Craft Irish Whiskey for St. Patrick’s Day + County Wicklow Cocktail Recipe

Posted on Mar 11, 2018


Craft Irish Whiskey for St. Patrick’s Day

We got our first taste of the Irish whiskey revival last spring at a Glendalough pop-up at Service Bar. Since then, we’ve grown in our appreciation for Irish whiskey as a more companionable spirit for mixing. We understand now why so many old cocktail recipes specifically call for Irish; and it’s not because they didn’t care.

Just in time for St. Patrick’s Day, we had the chance to check in on Glendalough again at their whiskey Master Class. Glendalough’s been busy, learning everything they can about whiskey in general and Irish whiskey in particular. Their goal is to produce craft whiskey with an Irish sensibility and a worldly air. In pursuit of that goal, they’ve done their history lessons, but even more importantly they’ve pursued a practical education, mainly by means of barrels.

Back in the 1930s, the barrel makers of America scored a big coup when it was established that in order to be called a straight Bourbon or rye, whiskey needed to be aged in new American oak barrels. Scottish and Irish whiskey makers followed suit, deciding that they too would use fresh, American barrels. It meant big business for American lumberers and coopers, and a homogenization, what Glendalough co-founder Donal O’Gallachoir calls a ‘Bourbonization,’ of whiskey; virtually all whiskey produced since the ’30s has contained the peculiar characteristics of new, American oak.

It occurred to the folks at Glendalough that, being an Irish distiller, they didn’t need to abide by the rules set by the ATF, even less by the American lumber industry. So, they started experimenting with barrels that were old, non-American, or both. All of their whiskeys spend time in two barrels. First, they’re aged in used Bourbon barrels, a nod to Bourbon as the pioneer in new wave craft whiskey but also perhaps a statement that Glendalough would like to start where the average Bourbon finishes. Speaking of finishing, once the primary aging is complete, is transferred to a second barrel for a final touch. The effect of the finishing is quite remarkable.

Glendalough’s base whiskey is the Double Barrel. You might call it their Irish-American whiskey. Like all of their whiskeys, it starts in a Bourbon barrel, which imparts a smooth, caramel flavor and color. Its 2nd barrel is an Oloroso sherry bottle made from European oak, which lightens its color and palate and contributes a softly fruity influence. The overall effect is of an easygoing whiskey like you’d expect an Irish whiskey to be, but with a rounder, fuller base than usual.

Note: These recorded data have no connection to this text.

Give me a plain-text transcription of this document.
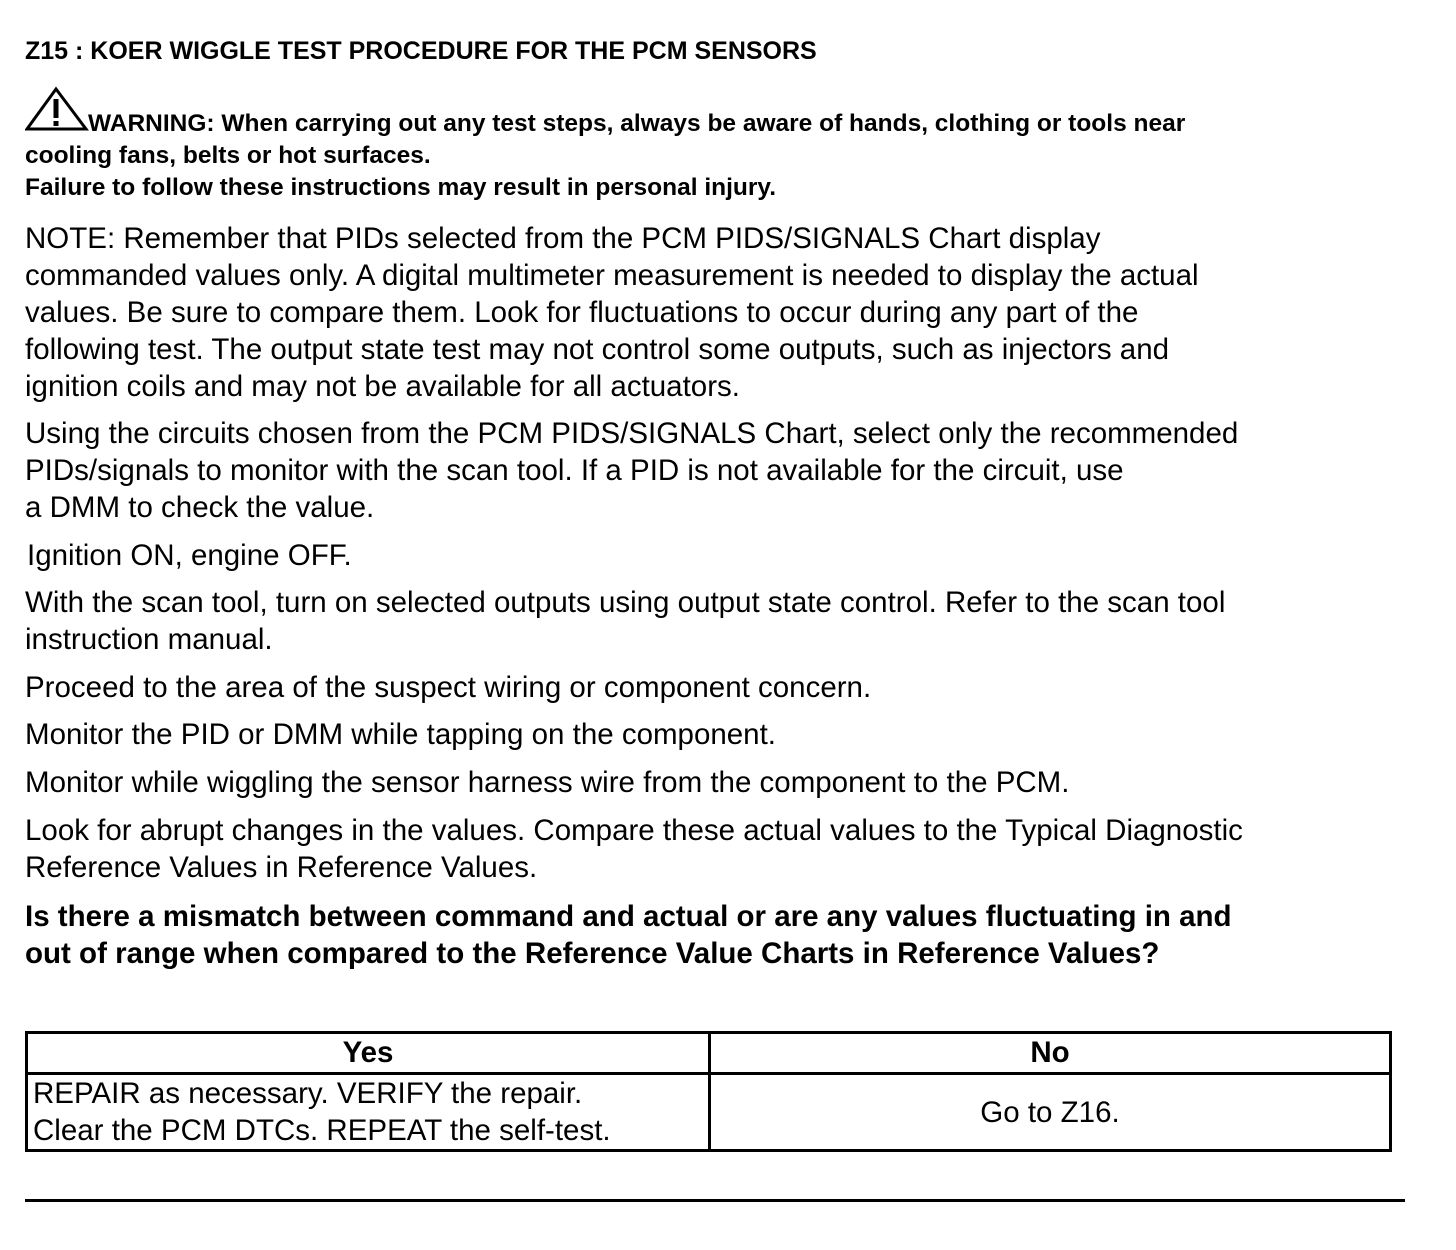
Z15 : KOER WIGGLE TEST PROCEDURE FOR THE PCM SENSORS
WARNING: When carrying out any test steps, always be aware of hands, clothing or tools near
cooling fans, belts or hot surfaces.
Failure to follow these instructions may result in personal injury.
NOTE: Remember that PIDs selected from the PCM PIDS/SIGNALS Chart display
commanded values only. A digital multimeter measurement is needed to display the actual
values. Be sure to compare them. Look for fluctuations to occur during any part of the
following test. The output state test may not control some outputs, such as injectors and
ignition coils and may not be available for all actuators.
Using the circuits chosen from the PCM PIDS/SIGNALS Chart, select only the recommended
PIDs/signals to monitor with the scan tool. If a PID is not available for the circuit, use
a DMM to check the value.
Ignition ON, engine OFF.
With the scan tool, turn on selected outputs using output state control. Refer to the scan tool
instruction manual.
Proceed to the area of the suspect wiring or component concern.
Monitor the PID or DMM while tapping on the component.
Monitor while wiggling the sensor harness wire from the component to the PCM.
Look for abrupt changes in the values. Compare these actual values to the Typical Diagnostic
Reference Values in Reference Values.
Is there a mismatch between command and actual or are any values fluctuating in and
out of range when compared to the Reference Value Charts in Reference Values?
Yes	No

REPAIR as necessary. VERIFY the repair.
Clear the PCM DTCs. REPEAT the self-test.	Go to Z16.
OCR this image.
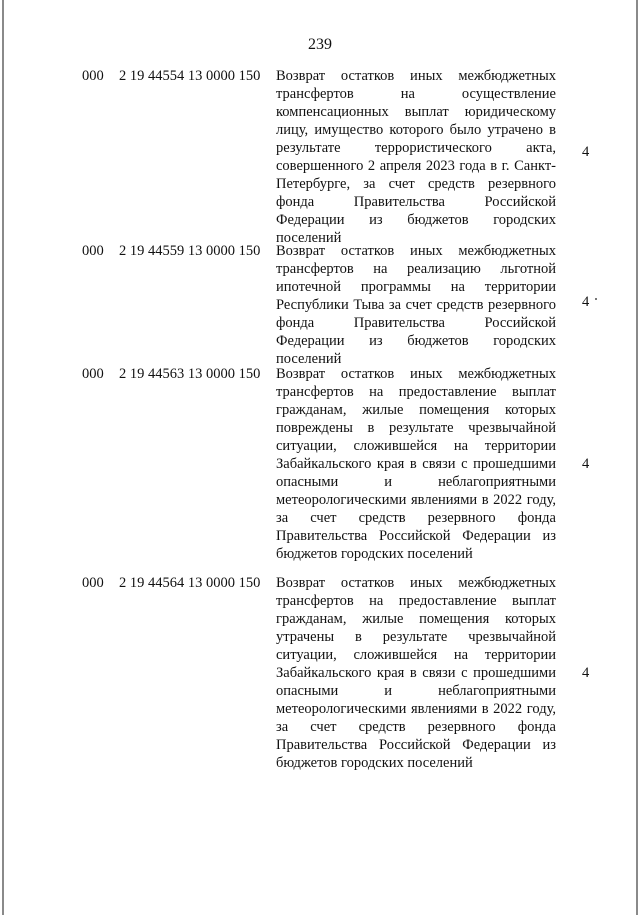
239
000 2 19 44554 13 0000 150 Возврат остатков иных межбюджетных трансфертов на осуществление компенсационных выплат юридическому лицу, имущество которого было утрачено в результате террористического акта, совершенного 2 апреля 2023 года в г. Санкт-Петербурге, за счет средств резервного фонда Правительства Российской Федерации из бюджетов городских поселений
4
000 2 19 44559 13 0000 150 Возврат остатков иных межбюджетных трансфертов на реализацию льготной ипотечной программы на территории Республики Тыва за счет средств резервного фонда Правительства Российской Федерации из бюджетов городских поселений
4
000 2 19 44563 13 0000 150 Возврат остатков иных межбюджетных трансфертов на предоставление выплат гражданам, жилые помещения которых повреждены в результате чрезвычайной ситуации, сложившейся на территории Забайкальского края в связи с прошедшими опасными и неблагоприятными метеорологическими явлениями в 2022 году, за счет средств резервного фонда Правительства Российской Федерации из бюджетов городских поселений
4
000 2 19 44564 13 0000 150 Возврат остатков иных межбюджетных трансфертов на предоставление выплат гражданам, жилые помещения которых утрачены в результате чрезвычайной ситуации, сложившейся на территории Забайкальского края в связи с прошедшими опасными и неблагоприятными метеорологическими явлениями в 2022 году, за счет средств резервного фонда Правительства Российской Федерации из бюджетов городских поселений
4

One tidbit of history the Glendalough folk learned is that Irish whiskeys weren’t always the light and easy style we know. Before the double-whammy of WWI and Prohibition forced some changes, Irish whiskey was quite a bit more muscular. With their 7 Year Black Pitts Finished Single Malt, Glendalough builds that muscle back. The whiskey is finished in porter ale barrels, which are then given back to the brewer, whiskey and beer forever influencing one another in a virtuous cycle. The whiskey tastes heartier and maltier than Double Barrel, with almost no oak bite at all.

For 13 Year Mizunara Finished Single Malt, Glendalough looks to Japan for the finishing barrels, not wanting to leave any of the barrel or whiskey making centers of the world out. Made with Japanese oak by the oldest barrel maker in the country, this whiskey is smooth as you’d expect a 13 year old Scotch to be, light to look at and taste, with a hint of the funky sweetness of honey.

Glendalough hasn’t reached the end of their experimentation with barrel finishes. We got a few tastes of the new things they’re working on, like a dry and mild Calvados finish, a 26(!) yr old whiskey finished in Madeira barrels, and a bready pot still whiskey with a smack of green apple flavor. One thing that wasn’t ready yet for tasting: an Irish oak finish. Glendalough decided that we can’t know what an Irish whiskey was meant to taste like until we have it in an Irish barrel; but they have to cultivate the trees first.

County Wicklow Cocktail Recipe

Ingredients

  • 2 oz Glendalough 13 yr Mizunara Finish
  • 2 dash Jerry Thomas decanter bitters
  • 2 dash mole bitters
  • 1 tsp alfalfa honey
  • a capful of club soda

Instructions

  • Combine bitters, honey, and soda in a mixing glass, and stir until the honey has dissolved.
  • Add ice, and stir until the ice is noticeably melted.
  • Strain into an ice-filled old fashioned glass.